Auckland City Council has proposed one solution to the select committee this week: leave the decision to the Super City. This is how community boards operate now; they do as much or as little as their parent councils permit them to do. Auckland City's boards appear to be kept on a tight leash. North Shore's enjoy quite a degree of autonomy. North Shore City Council told the select committee the powers of the Super City's subsidiaries will need to be secured in legislation.
The North Shore council is right. A Super City responsible for physical services to the entire Auckland region is going to seem a long way from the streets and parks and shops and libraries of everyone. It will be looking to the development of the city as a whole. It will be hard to take interest in the realignment of a bus stop, the provision of a turning lane, the furniture of a park.
For decisions of this nature residents need a representative body closer to home, which they feel they can easily approach and which shares their care for the community. It is hard to know how close to home this body needs to be. The Government has suggested Auckland needs 20 to 30 community boards, which would be broadly similar to their present size.

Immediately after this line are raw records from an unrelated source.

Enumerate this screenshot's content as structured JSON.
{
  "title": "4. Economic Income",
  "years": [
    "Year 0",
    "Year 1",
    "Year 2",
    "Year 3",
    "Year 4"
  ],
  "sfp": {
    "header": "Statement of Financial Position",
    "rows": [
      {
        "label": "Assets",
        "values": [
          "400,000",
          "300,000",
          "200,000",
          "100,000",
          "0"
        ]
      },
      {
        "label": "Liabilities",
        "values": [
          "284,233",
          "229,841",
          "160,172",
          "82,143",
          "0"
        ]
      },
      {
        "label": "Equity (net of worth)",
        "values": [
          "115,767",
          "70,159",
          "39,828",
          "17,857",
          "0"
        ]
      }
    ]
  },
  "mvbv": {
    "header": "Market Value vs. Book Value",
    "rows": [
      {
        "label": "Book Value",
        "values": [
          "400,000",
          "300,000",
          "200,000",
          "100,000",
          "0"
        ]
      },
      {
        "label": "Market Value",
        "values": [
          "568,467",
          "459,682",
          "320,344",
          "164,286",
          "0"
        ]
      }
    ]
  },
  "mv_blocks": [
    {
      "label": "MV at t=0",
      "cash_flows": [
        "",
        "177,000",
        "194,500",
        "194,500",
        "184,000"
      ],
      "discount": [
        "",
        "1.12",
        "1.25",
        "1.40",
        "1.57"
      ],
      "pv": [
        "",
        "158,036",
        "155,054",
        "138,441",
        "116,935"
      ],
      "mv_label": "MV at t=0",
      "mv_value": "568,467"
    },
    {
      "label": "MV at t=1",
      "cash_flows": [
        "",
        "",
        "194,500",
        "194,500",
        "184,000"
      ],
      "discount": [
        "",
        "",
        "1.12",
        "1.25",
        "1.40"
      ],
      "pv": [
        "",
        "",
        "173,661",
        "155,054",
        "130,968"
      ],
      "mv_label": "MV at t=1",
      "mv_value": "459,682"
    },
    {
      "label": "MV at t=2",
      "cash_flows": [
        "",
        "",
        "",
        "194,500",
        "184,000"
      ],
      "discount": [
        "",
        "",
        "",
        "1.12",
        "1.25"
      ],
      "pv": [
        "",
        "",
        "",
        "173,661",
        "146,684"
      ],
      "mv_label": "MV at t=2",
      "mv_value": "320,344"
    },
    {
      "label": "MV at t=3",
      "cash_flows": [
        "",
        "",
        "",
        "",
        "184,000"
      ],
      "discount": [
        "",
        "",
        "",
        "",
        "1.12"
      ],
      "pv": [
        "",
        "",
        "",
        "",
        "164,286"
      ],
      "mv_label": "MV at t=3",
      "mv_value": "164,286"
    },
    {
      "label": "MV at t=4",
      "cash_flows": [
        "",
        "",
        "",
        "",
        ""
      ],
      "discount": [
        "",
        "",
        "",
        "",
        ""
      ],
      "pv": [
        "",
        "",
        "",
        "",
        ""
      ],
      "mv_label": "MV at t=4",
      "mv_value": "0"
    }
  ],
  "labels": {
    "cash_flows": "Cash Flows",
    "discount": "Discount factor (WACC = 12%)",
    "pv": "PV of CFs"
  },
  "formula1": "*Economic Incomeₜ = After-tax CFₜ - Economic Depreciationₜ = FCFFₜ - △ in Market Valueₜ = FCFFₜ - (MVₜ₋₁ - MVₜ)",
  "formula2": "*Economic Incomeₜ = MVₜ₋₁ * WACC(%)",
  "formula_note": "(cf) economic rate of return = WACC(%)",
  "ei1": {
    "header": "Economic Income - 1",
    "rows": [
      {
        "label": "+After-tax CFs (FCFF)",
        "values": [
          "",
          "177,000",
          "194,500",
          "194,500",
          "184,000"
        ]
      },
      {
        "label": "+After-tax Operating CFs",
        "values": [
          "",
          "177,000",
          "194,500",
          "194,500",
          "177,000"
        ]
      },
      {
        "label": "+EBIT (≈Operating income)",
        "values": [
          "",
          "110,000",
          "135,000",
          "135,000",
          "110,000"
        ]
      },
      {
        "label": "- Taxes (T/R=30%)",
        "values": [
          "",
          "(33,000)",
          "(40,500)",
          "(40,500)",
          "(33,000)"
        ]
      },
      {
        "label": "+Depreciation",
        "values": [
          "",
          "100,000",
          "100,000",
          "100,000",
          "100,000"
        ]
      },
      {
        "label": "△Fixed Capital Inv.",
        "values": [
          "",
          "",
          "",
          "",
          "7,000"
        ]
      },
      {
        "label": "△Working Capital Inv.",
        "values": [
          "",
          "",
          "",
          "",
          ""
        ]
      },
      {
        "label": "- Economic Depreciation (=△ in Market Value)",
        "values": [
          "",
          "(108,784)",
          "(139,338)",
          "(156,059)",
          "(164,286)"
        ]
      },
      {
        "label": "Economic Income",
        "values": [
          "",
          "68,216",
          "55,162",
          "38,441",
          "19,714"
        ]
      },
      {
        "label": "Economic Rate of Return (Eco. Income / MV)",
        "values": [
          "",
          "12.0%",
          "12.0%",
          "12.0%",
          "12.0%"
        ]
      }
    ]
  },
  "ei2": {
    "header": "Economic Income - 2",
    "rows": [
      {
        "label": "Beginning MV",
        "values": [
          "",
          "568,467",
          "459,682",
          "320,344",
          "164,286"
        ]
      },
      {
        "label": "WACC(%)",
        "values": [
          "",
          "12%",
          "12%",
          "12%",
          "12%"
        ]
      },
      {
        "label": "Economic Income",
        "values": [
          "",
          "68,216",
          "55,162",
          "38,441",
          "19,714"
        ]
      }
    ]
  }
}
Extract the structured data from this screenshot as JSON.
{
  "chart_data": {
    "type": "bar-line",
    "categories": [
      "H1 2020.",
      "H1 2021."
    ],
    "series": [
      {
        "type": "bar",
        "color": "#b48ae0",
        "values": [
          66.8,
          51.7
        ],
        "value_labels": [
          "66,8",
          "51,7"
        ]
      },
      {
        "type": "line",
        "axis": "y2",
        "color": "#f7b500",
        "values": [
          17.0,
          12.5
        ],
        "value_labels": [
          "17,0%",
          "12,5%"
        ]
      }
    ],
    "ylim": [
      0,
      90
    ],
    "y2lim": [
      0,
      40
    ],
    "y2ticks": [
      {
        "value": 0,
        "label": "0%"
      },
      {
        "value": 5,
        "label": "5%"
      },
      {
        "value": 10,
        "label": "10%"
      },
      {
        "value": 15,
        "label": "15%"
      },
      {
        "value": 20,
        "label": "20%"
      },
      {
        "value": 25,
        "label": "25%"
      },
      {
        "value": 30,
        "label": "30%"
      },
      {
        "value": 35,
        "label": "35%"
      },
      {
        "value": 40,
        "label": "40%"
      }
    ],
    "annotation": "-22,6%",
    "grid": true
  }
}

But the drawing of their boundaries could be a more contentious exercise under the Super City than it has been under smaller councils. The Local Government Commission could be given some flexibility to draw boundaries where communities of interest are expressed to it, rather than strive for equality of population.
They will all need to be funded from the Super City's rate collection and the law should state the basis of their allocation. It could be proportionate to population or a proportion of the rates collected from the community. But before their finances can be designed their responsibilities need to be defined.
The Government initially imagined their role would not extend much beyond control of dogs, brothels and graffiti. Community interests are somewhat wider than those. There ought to be a place for community boards in local planning and resource consents, parks management, tree protection, the development of local social and environmental amenities such as libraries, sports fields, beach or other waterfront attractions.
Not everything needs to be run by a Super City. The "one city, one plan, one rate bill" mantra can be taken too far. Auckland has districts of diverse character. Why should one plan have to fit them all? Developers may have complained that they face different planning codes in different places but so what? Their convenience is not a prime consideration.
The Super City council will be busy enough with the infrastructure and services that have to be regionally financed and co-ordinated: roads, public transport, water supply, drainage, stadiums, concert halls, museums, art galleries and major events. If it is concentrating on its intended purpose, to provide stronger and more visionary direction for the city, it will not want to be encumbered with planning and maintaining the amenities of every parish.
And if community bodies are constituted with sufficient powers and financial security there will be less need for the Super City council to be divided by ward representation. Both levels of local government will be better if their roles are clearly distinguished at the beginning.